Kwamboka was only one of the more than 50 women and girls I interviewed in Kenya who suffered obstetric fistula, an entirely preventable and treatable childbirth injury that leaves women with urinary and/or faecal incontinence. It is caused by prolonged, obstructed labour without access to medical care.

I was profoundly moved to meet these women and girls, most from poor, rural backgrounds, who had suffered severe physical and social consequences because of this largely preventable illness.

Mourning the stillbirth of their babies, ashamed of the fetid odour they produced, having lost a chance at education, being confined to their homes, they were left feeling hopeless, depressed and suicidal.

These women were also often shunned and abused by their families and communities or chased away by their husbands.

But most of them endured this suffering without knowing that fistula is treatable. Those who did know about it did not know where to seek treatment, or lacked the money for surgery that could have helped restore their lives, health and dignity.

Kenya has made important progress in preventing and treating obstetric fistula. There have been efforts to educate women and communities about the availability of treatment, training of surgeons to do fistula repairs, equipping hospitals to handle these repairs, and establishing guidelines on fistula services.

Through what are known as “fistula camps,” many women have undergone successful fistula repair.

But major gaps remain.

As the world marks the first-ever International Day to End Obstetric Fistula today, Kenya can, and should, focus more attention on these shortcomings.

To improve access to fistula surgery for some 300,000 women and treat the estimated 3,000 new cases that occur each year, Kenya needs to train more surgeons, train health workers in fistula management, and properly equip hospitals to handle the operations.

The government should also consider subsidising fistula repairs, and providing free surgery for poor patients.

Indeed, Kenya needs to address persistent health system shortcomings that undermine, not only effective response to fistula, but maternal healthcare overall.

One such area is inability to pay the user-fees for maternity services.
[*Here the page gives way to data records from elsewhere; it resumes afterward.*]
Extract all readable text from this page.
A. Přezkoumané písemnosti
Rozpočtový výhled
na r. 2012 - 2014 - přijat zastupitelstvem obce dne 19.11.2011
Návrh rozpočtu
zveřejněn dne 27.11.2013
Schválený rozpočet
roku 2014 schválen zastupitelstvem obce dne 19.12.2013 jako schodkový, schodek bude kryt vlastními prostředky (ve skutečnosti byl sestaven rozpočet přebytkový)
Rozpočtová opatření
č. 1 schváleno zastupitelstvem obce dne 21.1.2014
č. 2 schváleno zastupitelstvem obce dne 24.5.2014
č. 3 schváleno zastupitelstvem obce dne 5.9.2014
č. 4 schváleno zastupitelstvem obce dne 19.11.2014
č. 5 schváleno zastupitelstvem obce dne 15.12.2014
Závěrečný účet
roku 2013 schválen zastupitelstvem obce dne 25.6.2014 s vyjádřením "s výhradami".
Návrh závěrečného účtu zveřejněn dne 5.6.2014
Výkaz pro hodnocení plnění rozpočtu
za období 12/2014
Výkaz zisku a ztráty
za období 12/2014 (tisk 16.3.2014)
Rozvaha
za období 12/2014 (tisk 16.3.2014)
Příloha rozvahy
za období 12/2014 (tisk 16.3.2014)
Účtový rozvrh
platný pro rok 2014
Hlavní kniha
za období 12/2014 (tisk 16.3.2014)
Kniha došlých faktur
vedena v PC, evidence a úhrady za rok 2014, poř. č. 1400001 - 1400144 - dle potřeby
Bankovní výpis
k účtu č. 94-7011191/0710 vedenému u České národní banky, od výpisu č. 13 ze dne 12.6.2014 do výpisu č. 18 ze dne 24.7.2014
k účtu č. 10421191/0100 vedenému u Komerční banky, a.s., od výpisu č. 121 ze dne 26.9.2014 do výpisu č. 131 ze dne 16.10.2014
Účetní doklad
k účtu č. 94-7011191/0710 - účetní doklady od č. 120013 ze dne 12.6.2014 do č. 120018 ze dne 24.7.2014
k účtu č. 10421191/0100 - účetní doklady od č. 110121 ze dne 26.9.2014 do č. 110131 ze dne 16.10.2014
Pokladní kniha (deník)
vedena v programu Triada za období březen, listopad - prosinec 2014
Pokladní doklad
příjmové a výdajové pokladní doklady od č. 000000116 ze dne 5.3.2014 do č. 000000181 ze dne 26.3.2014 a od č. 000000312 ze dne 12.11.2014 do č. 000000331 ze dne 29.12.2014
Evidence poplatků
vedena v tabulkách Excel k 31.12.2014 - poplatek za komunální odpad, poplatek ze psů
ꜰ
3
Many of the women I interviewed who suffered from obstetric fistula complained that they were unable to access quality care because they did not have money for medical fees at government health facilities.

They will be happy to learn that President Uhuru Kenyatta has committed his administration to providing free maternity care.

To ensure this policy is applied, the government should address problems that exist around waivers and exemptions, such as lack of awareness of the current policy among patients and some health providers, withholding of information about waivers when requested by patients, and issues around the State payments to the health facilities for services rendered.